Part One: working with me!
Part Two:
Question 1:
Included below is a .csv file with information pertaining to different states, their populations, and their populations over the age of 18 (this data is approximate and from 2009. It was found when looking for potential voters in the 2010 elections).
load this data into r. save is as pop .
a) Find the general shape and spread for the columns 'popestimate2009' and 'popest18plus2009'. Comment of shape and overall trends of the 50 states.
b) Let's get a new list, one that describes the relative percentages for each state.
percent18 = (pop$popest18plus2009/pop$popestimate2009)*100
Explain what r did for us with that command. Explain what each piece of the command did.
c) THIS SECTION IS ONLY FOR PART B: Should we use 1.5*IQR to check for outliers or mean and sd? Justify your reasoning, and then proceed to do the test. Be sure to include any graphs that you make.
as an aside, you can scale the size of your graphs. Go ahead and do that--imagine you made a number summary, a boxplot and a histogram to choose your outlier test (hint: probably a good idea). The two gaphs should be able to fit side by side fairly easily. That will make it easier to see and compare.
d) Are there any significant points or outliers? Be sure that if you want to call something an outlier and remove the point you make a good argument for doing so.
e) Can you think of any reasons or explanations for the significant points/outliers you found in part d?
f) THIS CHALLENGE IS OPTIONAL. COME BACK TO THIS QUESTION AFTER THE OTHER THINGS ARE DONE. There is another column in the data labeled both 'region' and 'division'. Both of these break the country up geographically. Using these breaks, make some statement or observation about the data relating to 18 year olds or population in general.
Question 2:
Below are the survival times of 72 guinea pigs after they were injected with an infectious bacteria in a medical experiment. The times are measured in days
guinea pigs: 43, 45, 53, 56, 56, 57, 58, 66, 67, 73, 74, 79, 80, 80, 81, 81, 81, 82, 83, 83, 84, 84, 88, 89, 91, 91, 92, 92, 97, 99, 99, 100, 101, 102, 102, 102, 103, 104, 107, 108, 109, 113, 114, 118, 121, 123, 126, 128, 137, 138, 139, 144, 145, 147, 156, 162, 174, 178, 179, 184, 191, 198, 211, 214, 243, 249, 329, 380, 403, 511, 522, 598
a) get the data into r. Describe the shape of the data--what does it tell us about the infected indiviuals?
b) Decide whether to check for outliers using the IQR method or the sd method. Explain your steps and reasoning for your decisions, including any needed graphs.
c) what points have you decided are outliers that should be removed? Did you find any possible outliers you chose to keep? Give your reasoning, and include any graphs or computations that you did to arrive at your conclusion.
***NOTE: QUESTIONS ONE AND TWO ARE DUE FRIDAY***
QUESTION THREE AND THE EXTENSION ARE DUE BEFORE CLASS/AT CLASS ON MONDAY.
Question 3:
The data for this question can be found on page 49, question 1.86.
a) Search each of the data sets for possible outliers for each of the three data sets, using the methods we have discussed. Allow me to follow your steps in the write up.

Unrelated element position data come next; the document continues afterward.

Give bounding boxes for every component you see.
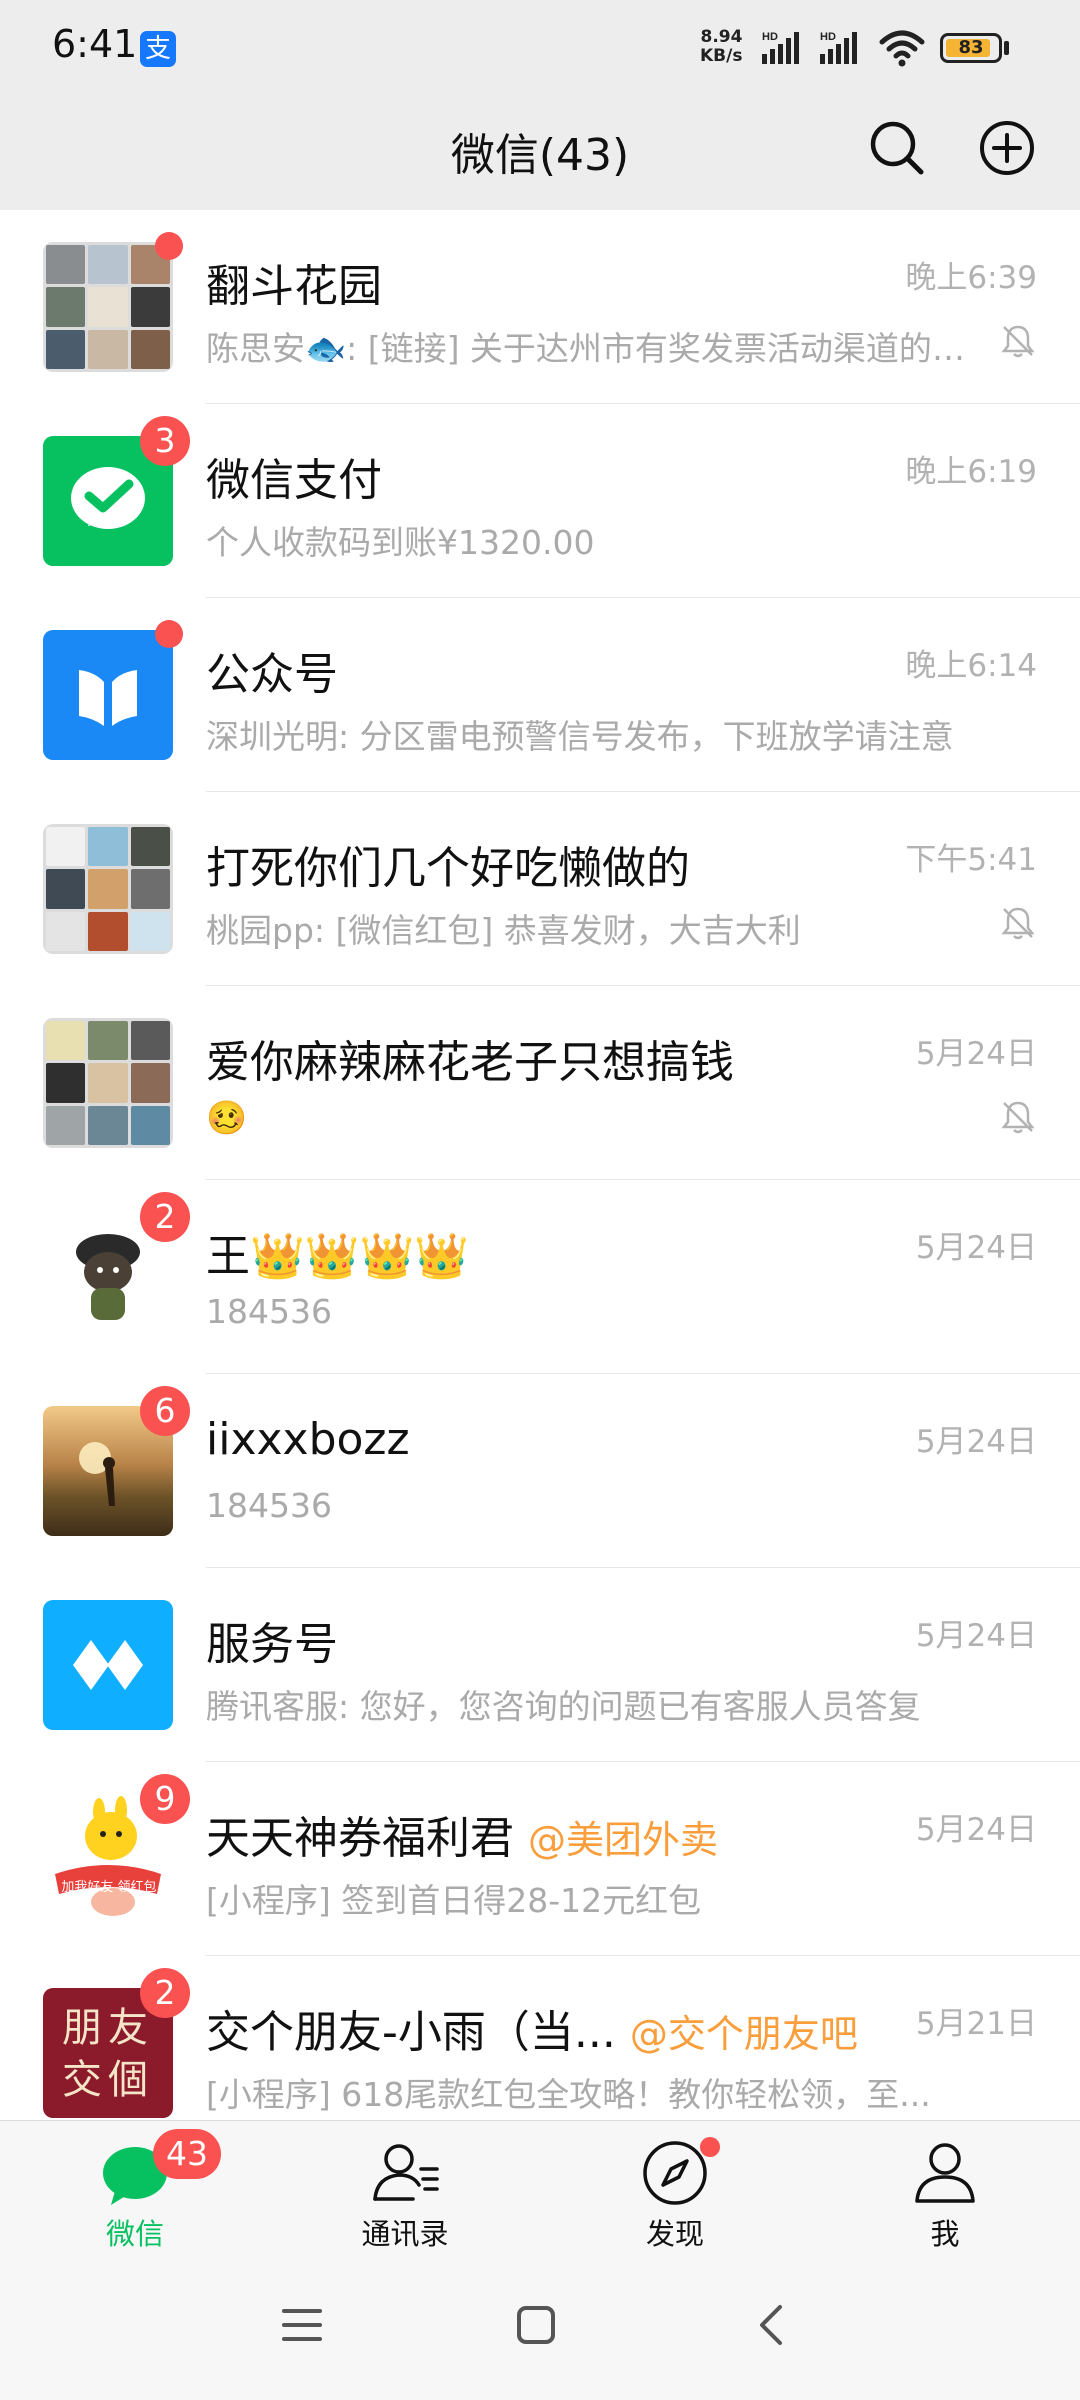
chat-row-make-friends[interactable]: 朋友 交個 2 交个朋友-小雨（当... @交个朋友吧 [小程序] 618尾款红包… xyxy=(0,1956,1080,2120)
official-accounts-avatar xyxy=(43,630,173,760)
network-speed-value: 8.94 xyxy=(700,27,743,47)
chat-name: 打死你们几个好吃懒做的 xyxy=(206,843,690,894)
chat-name: 翻斗花园 xyxy=(206,261,382,312)
chat-name-text: 交个朋友-小雨（当... xyxy=(206,2007,616,2058)
chat-row-iixxxbozz[interactable]: 6 iixxxbozz 184536 5月24日 xyxy=(0,1374,1080,1568)
muted-bell-icon xyxy=(1001,1101,1035,1134)
status-time: 6:41 xyxy=(52,22,138,66)
muted-bell-icon xyxy=(1001,907,1035,940)
group-avatar xyxy=(43,824,173,954)
tab-unread-dot xyxy=(700,2137,720,2157)
tab-label: 微信 xyxy=(105,2217,164,2251)
tab-discover[interactable]: 发现 xyxy=(540,2121,810,2251)
hd2-label: HD xyxy=(820,31,836,43)
chat-time: 5月24日 xyxy=(915,1812,1037,1848)
official-accounts-icon xyxy=(79,670,137,726)
home-icon[interactable] xyxy=(506,2295,566,2355)
chat-name: 天天神券福利君 @美团外卖 xyxy=(206,1802,718,1866)
header-bar: 微信(43) xyxy=(0,95,1080,210)
bottom-tab-bar: 43 微信 通讯录 发现 我 xyxy=(0,2120,1080,2251)
wifi-icon xyxy=(879,30,925,67)
chat-preview: 桃园pp: [微信红包] 恭喜发财，大吉大利 xyxy=(206,911,801,950)
chat-time: 晚上6:39 xyxy=(905,260,1037,296)
chat-preview: 🥴 xyxy=(206,1098,248,1137)
tab-unread-badge: 43 xyxy=(153,2129,221,2179)
status-bar: 6:41 支 8.94 KB/s HD HD 83 xyxy=(0,0,1080,95)
search-icon[interactable] xyxy=(862,113,932,183)
group-avatar xyxy=(43,242,173,372)
chat-row-group-money[interactable]: 爱你麻辣麻花老子只想搞钱 🥴 5月24日 xyxy=(0,986,1080,1180)
chat-time: 晚上6:19 xyxy=(905,454,1037,490)
unread-dot xyxy=(155,232,183,260)
unread-badge: 2 xyxy=(140,1968,190,2018)
battery-icon: 83 xyxy=(940,33,1002,63)
chat-name: 王👑👑👑👑 xyxy=(206,1231,470,1282)
battery-level: 83 xyxy=(958,37,984,58)
chat-time: 下午5:41 xyxy=(905,842,1037,878)
contacts-icon xyxy=(373,2144,439,2201)
signal-1-icon: HD xyxy=(762,31,799,64)
chat-preview: 陈思安🐟: [链接] 关于达州市有奖发票活动渠道的公告 xyxy=(206,329,986,368)
muted-bell-icon xyxy=(1001,325,1035,358)
service-accounts-avatar xyxy=(43,1600,173,1730)
chat-name: 服务号 xyxy=(206,1619,338,1670)
chat-name: iixxxbozz xyxy=(206,1414,410,1465)
plus-circle-icon[interactable] xyxy=(972,113,1042,183)
chat-row-fandou-garden[interactable]: 翻斗花园 陈思安🐟: [链接] 关于达州市有奖发票活动渠道的公告 晚上6:39 xyxy=(0,210,1080,404)
tab-me[interactable]: 我 xyxy=(810,2121,1080,2251)
chat-row-official-accounts[interactable]: 公众号 深圳光明: 分区雷电预警信号发布，下班放学请注意 晚上6:14 xyxy=(0,598,1080,792)
chat-mention: @交个朋友吧 xyxy=(629,2012,858,2056)
service-accounts-icon xyxy=(73,1640,143,1690)
chat-list[interactable]: 翻斗花园 陈思安🐟: [链接] 关于达州市有奖发票活动渠道的公告 晚上6:39 … xyxy=(0,210,1080,2120)
unread-badge: 2 xyxy=(140,1192,190,1242)
chat-row-group-lazy[interactable]: 打死你们几个好吃懒做的 桃园pp: [微信红包] 恭喜发财，大吉大利 下午5:4… xyxy=(0,792,1080,986)
chat-preview: 184536 xyxy=(206,1292,332,1331)
chat-row-service-accounts[interactable]: 服务号 腾讯客服: 您好，您咨询的问题已有客服人员答复 5月24日 xyxy=(0,1568,1080,1762)
chat-name-text: 天天神券福利君 xyxy=(206,1813,514,1864)
tab-label: 通讯录 xyxy=(361,2217,449,2251)
chat-name: 公众号 xyxy=(206,649,338,700)
chat-time: 5月24日 xyxy=(915,1424,1037,1460)
chat-time: 5月21日 xyxy=(915,2006,1037,2042)
chat-time: 5月24日 xyxy=(915,1618,1037,1654)
chat-row-wechat-pay[interactable]: 3 微信支付 个人收款码到账¥1320.00 晚上6:19 xyxy=(0,404,1080,598)
back-icon[interactable] xyxy=(742,2295,802,2355)
mascot-banner-text: 加我好友 领红包 xyxy=(61,1880,157,1895)
tab-label: 发现 xyxy=(645,2217,704,2251)
chat-time: 晚上6:14 xyxy=(905,648,1037,684)
unread-dot xyxy=(155,620,183,648)
tab-label: 我 xyxy=(930,2217,960,2251)
avatar-calligraphy: 朋友 交個 xyxy=(62,2005,154,2103)
hd1-label: HD xyxy=(762,31,778,43)
tab-contacts[interactable]: 通讯录 xyxy=(270,2121,540,2251)
menu-icon[interactable] xyxy=(272,2295,332,2355)
chat-preview: 184536 xyxy=(206,1486,332,1525)
tab-chats[interactable]: 43 微信 xyxy=(0,2121,270,2251)
unread-badge: 3 xyxy=(140,416,190,466)
signal-2-icon: HD xyxy=(820,31,857,64)
battery-tip xyxy=(1004,41,1009,55)
system-navigation-bar xyxy=(0,2250,1080,2400)
chat-preview: 深圳光明: 分区雷电预警信号发布，下班放学请注意 xyxy=(206,717,954,756)
person-icon xyxy=(915,2143,975,2203)
unread-badge: 9 xyxy=(140,1774,190,1824)
alipay-notification-icon: 支 xyxy=(140,31,176,67)
network-speed-unit: KB/s xyxy=(700,46,743,66)
chat-time: 5月24日 xyxy=(915,1230,1037,1266)
network-speed: 8.94 KB/s xyxy=(700,28,742,66)
chat-mention: @美团外卖 xyxy=(528,1818,719,1862)
chat-time: 5月24日 xyxy=(915,1036,1037,1072)
chat-name: 微信支付 xyxy=(206,455,382,506)
chat-row-wang[interactable]: 2 王👑👑👑👑 184536 5月24日 xyxy=(0,1180,1080,1374)
group-avatar xyxy=(43,1018,173,1148)
chat-preview: [小程序] 618尾款红包全攻略！教你轻松领，至... xyxy=(206,2075,931,2114)
chat-preview: [小程序] 签到首日得28-12元红包 xyxy=(206,1881,702,1920)
chat-row-coupon-bot[interactable]: 加我好友 领红包 9 天天神券福利君 @美团外卖 [小程序] 签到首日得28-12… xyxy=(0,1762,1080,1956)
chat-preview: 个人收款码到账¥1320.00 xyxy=(206,523,595,562)
chat-name: 爱你麻辣麻花老子只想搞钱 xyxy=(206,1037,734,1088)
chat-preview: 腾讯客服: 您好，您咨询的问题已有客服人员答复 xyxy=(206,1687,921,1726)
chat-name: 交个朋友-小雨（当... @交个朋友吧 xyxy=(206,1996,858,2060)
unread-badge: 6 xyxy=(140,1386,190,1436)
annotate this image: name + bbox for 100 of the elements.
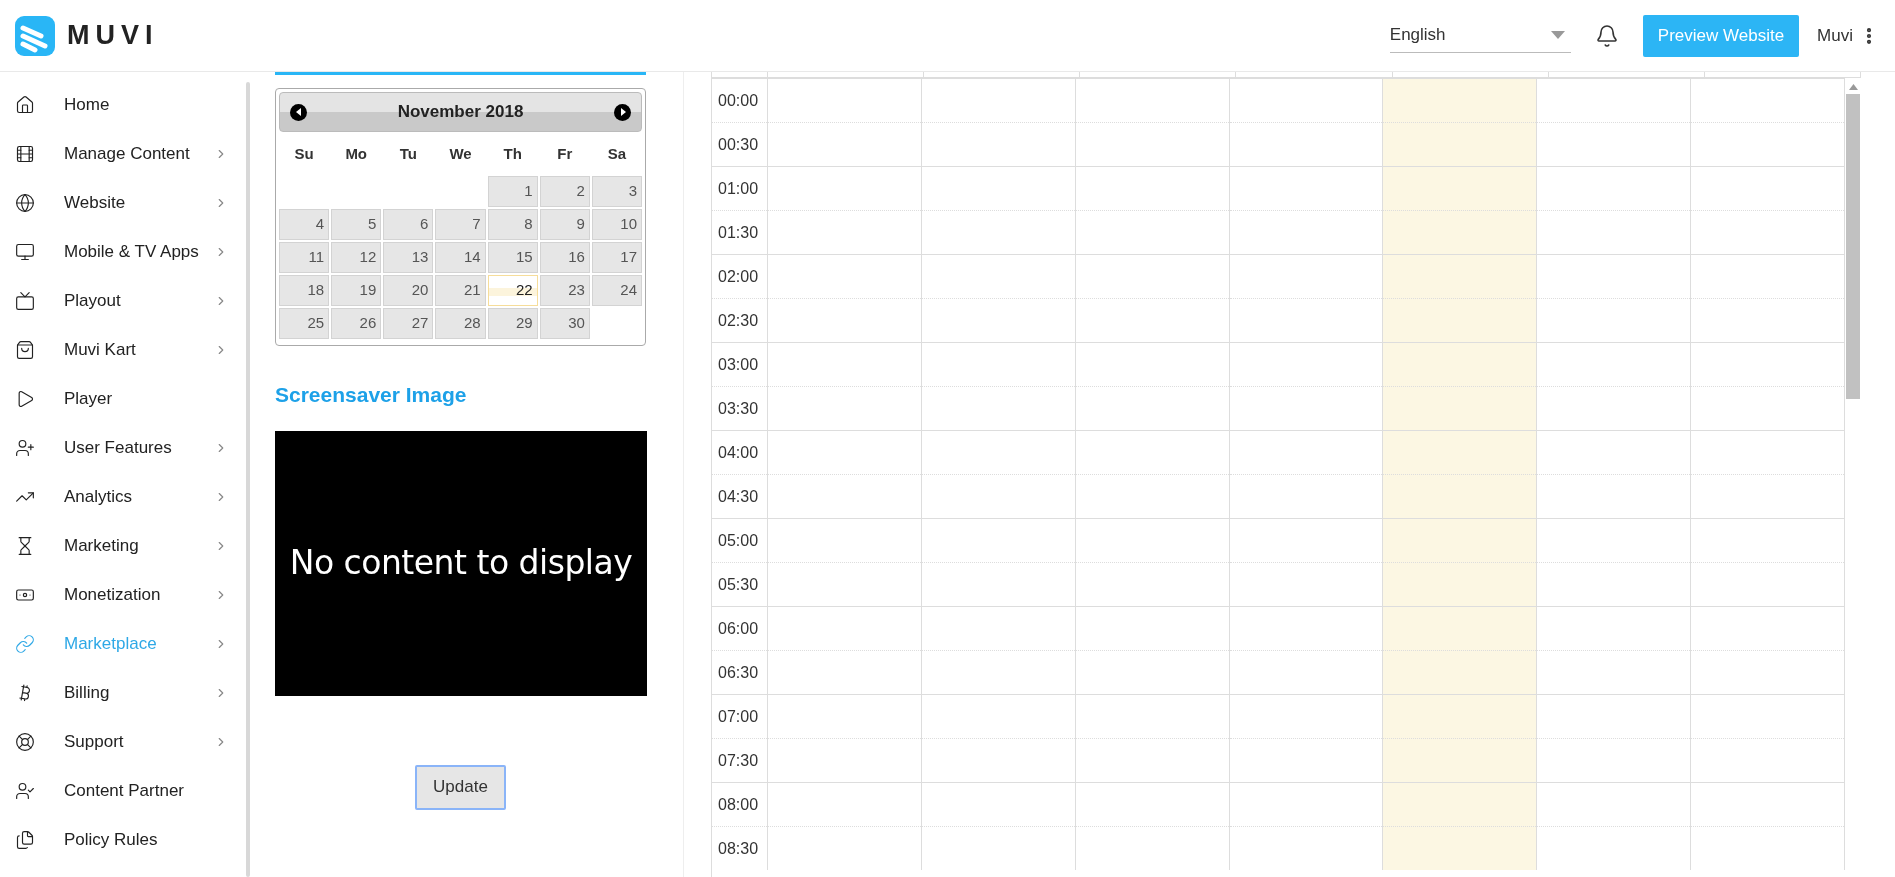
calendar-day[interactable]: 22 <box>487 275 538 306</box>
time-label: 01:30 <box>718 222 759 243</box>
time-label: 08:00 <box>718 794 759 815</box>
globe-icon <box>15 192 35 213</box>
sidebar-item[interactable]: User Features <box>0 423 246 472</box>
calendar-day[interactable]: 29 <box>487 308 538 339</box>
sidebar-item[interactable]: Support <box>0 717 246 766</box>
calendar-day[interactable]: 2 <box>539 176 590 207</box>
sidebar-item[interactable]: Policy Rules <box>0 815 246 864</box>
calendar-day[interactable]: 28 <box>435 308 486 339</box>
calendar-day[interactable]: 7 <box>435 209 486 240</box>
calendar-day[interactable]: 3 <box>591 176 642 207</box>
sidebar-item[interactable]: Manage Content <box>0 129 246 178</box>
calendar-day[interactable]: 9 <box>539 209 590 240</box>
calendar-day[interactable]: 6 <box>383 209 434 240</box>
day-column[interactable] <box>1537 78 1692 870</box>
sidebar-item[interactable]: Playout <box>0 276 246 325</box>
weekday-label: Su <box>293 143 315 164</box>
bag-icon <box>15 339 35 360</box>
time-label: 00:30 <box>718 134 759 155</box>
time-label: 08:30 <box>718 838 759 859</box>
day-column[interactable] <box>768 78 922 870</box>
sidebar-item[interactable]: Analytics <box>0 472 246 521</box>
sidebar-item[interactable]: Website <box>0 178 246 227</box>
logo-icon <box>15 15 55 56</box>
day-column[interactable] <box>1691 78 1845 870</box>
weekday-label: Sa <box>606 143 628 164</box>
calendar-day[interactable]: 17 <box>591 242 642 273</box>
calendar-day[interactable]: 18 <box>279 275 330 306</box>
calendar-day[interactable]: 20 <box>383 275 434 306</box>
calendar-day[interactable]: 5 <box>331 209 382 240</box>
calendar-day[interactable]: 11 <box>279 242 330 273</box>
day-column[interactable] <box>1229 78 1384 870</box>
section-heading: Screensaver Image <box>275 382 468 408</box>
calendar-day[interactable]: 15 <box>487 242 538 273</box>
time-label: 04:00 <box>718 442 759 463</box>
lifebuoy-icon <box>15 731 35 752</box>
calendar-day[interactable]: 1 <box>487 176 538 207</box>
notification-bell-icon[interactable] <box>1594 23 1619 48</box>
dropdown-caret-icon <box>1550 31 1565 39</box>
screensaver-preview: No content to display <box>275 430 647 696</box>
calendar-day[interactable]: 30 <box>539 308 590 339</box>
sidebar-item[interactable]: Content Partner <box>0 766 246 815</box>
film-icon <box>15 143 35 164</box>
link-icon <box>15 633 35 654</box>
logo-text: MUVI <box>67 19 159 53</box>
calendar-day[interactable]: 23 <box>539 275 590 306</box>
day-column[interactable] <box>921 78 1076 870</box>
time-label: 06:30 <box>718 662 759 683</box>
user-plus-icon <box>15 437 35 458</box>
home-icon <box>15 94 35 115</box>
weekday-label: Th <box>502 143 523 164</box>
tv-icon <box>15 290 35 311</box>
sidebar-item[interactable]: Marketing <box>0 521 246 570</box>
sidebar-item[interactable]: Billing <box>0 668 246 717</box>
next-month-icon[interactable] <box>614 103 631 121</box>
monitor-icon <box>15 241 35 262</box>
previous-month-icon[interactable] <box>290 103 307 121</box>
time-label: 07:30 <box>718 750 759 771</box>
weekday-label: We <box>448 143 473 164</box>
time-label: 05:30 <box>718 574 759 595</box>
language-select[interactable]: English <box>1389 18 1571 53</box>
update-button[interactable]: Update <box>415 764 506 810</box>
sidebar-item[interactable]: Monetization <box>0 570 246 619</box>
scroll-up-icon[interactable] <box>1848 84 1858 90</box>
time-label: 02:30 <box>718 310 759 331</box>
calendar-day[interactable]: 10 <box>591 209 642 240</box>
calendar-day[interactable]: 8 <box>487 209 538 240</box>
sidebar-item[interactable]: Mobile & TV Apps <box>0 227 246 276</box>
time-label: 03:30 <box>718 398 759 419</box>
user-icon <box>15 780 35 801</box>
day-column[interactable] <box>1075 78 1230 870</box>
calendar-day[interactable]: 16 <box>539 242 590 273</box>
day-column[interactable] <box>1383 78 1538 870</box>
sidebar-item[interactable]: Muvi Kart <box>0 325 246 374</box>
time-label: 03:00 <box>718 354 759 375</box>
calendar-day[interactable]: 26 <box>331 308 382 339</box>
time-label: 00:00 <box>718 90 759 111</box>
calendar-day[interactable]: 25 <box>279 308 330 339</box>
weekday-label: Tu <box>398 143 418 164</box>
time-label: 06:00 <box>718 618 759 639</box>
sidebar-item[interactable]: Home <box>0 80 246 129</box>
documents-icon <box>15 829 35 850</box>
calendar-day[interactable]: 14 <box>435 242 486 273</box>
time-label: 02:00 <box>718 266 759 287</box>
calendar-day[interactable]: 4 <box>279 209 330 240</box>
time-label: 07:00 <box>718 706 759 727</box>
calendar-day[interactable]: 24 <box>591 275 642 306</box>
weekday-label: Fr <box>556 143 574 164</box>
calendar-day[interactable]: 27 <box>383 308 434 339</box>
time-label: 04:30 <box>718 486 759 507</box>
calendar-day[interactable]: 13 <box>383 242 434 273</box>
sidebar-item[interactable]: Player <box>0 374 246 423</box>
calendar-day[interactable]: 12 <box>331 242 382 273</box>
month-title: November 2018 <box>397 101 524 124</box>
user-name[interactable]: Muvi <box>1817 22 1853 49</box>
sidebar-scrollbar[interactable] <box>246 82 250 877</box>
time-label: 05:00 <box>718 530 759 551</box>
calendar-day[interactable]: 21 <box>435 275 486 306</box>
calendar-day[interactable]: 19 <box>331 275 382 306</box>
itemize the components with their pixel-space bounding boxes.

b) Compare and contrast the differences in the data sets.
c) Create some type of graphic that allows us to compare all of the data sets at once.
consider the following:
boxplot(redflower, col="pink", horizontal=TRUE, at=0.8, ylim=c(33,50))
boxplot(yellowflower, col="red",horizontal=TRUE, add=TRUE, at=0.6)
that's not the only way to do it, but it gives you a few more commands to play with.
Extension (due Monday):
Ask 25 different people on campus what time they go to bed and what time they wake up on a specific day (specify Monday, Tuesday, etc. so the data is all about one evening--there are big differences usually between a Saturday and a Tuesday, so we're trying to avoid graphing that).
a. Using the information collected, create a third set of data of how long each person slept.
b. Create a histogram, 5 point summary, and boxplot for the data created in part a. If there are any influential points, identify them. If you believe them to be outliers, make a case and then remove them from your data.
c. Create ONE GRAPHIC that easily shows when each preson went to sleep, when they woke up, and how long they slept. Try to use r to do this--but it will stretch your abilities. If not possible, send me the data and work from parts a and b, and then make a graphic by hand and bring it to class on Monday.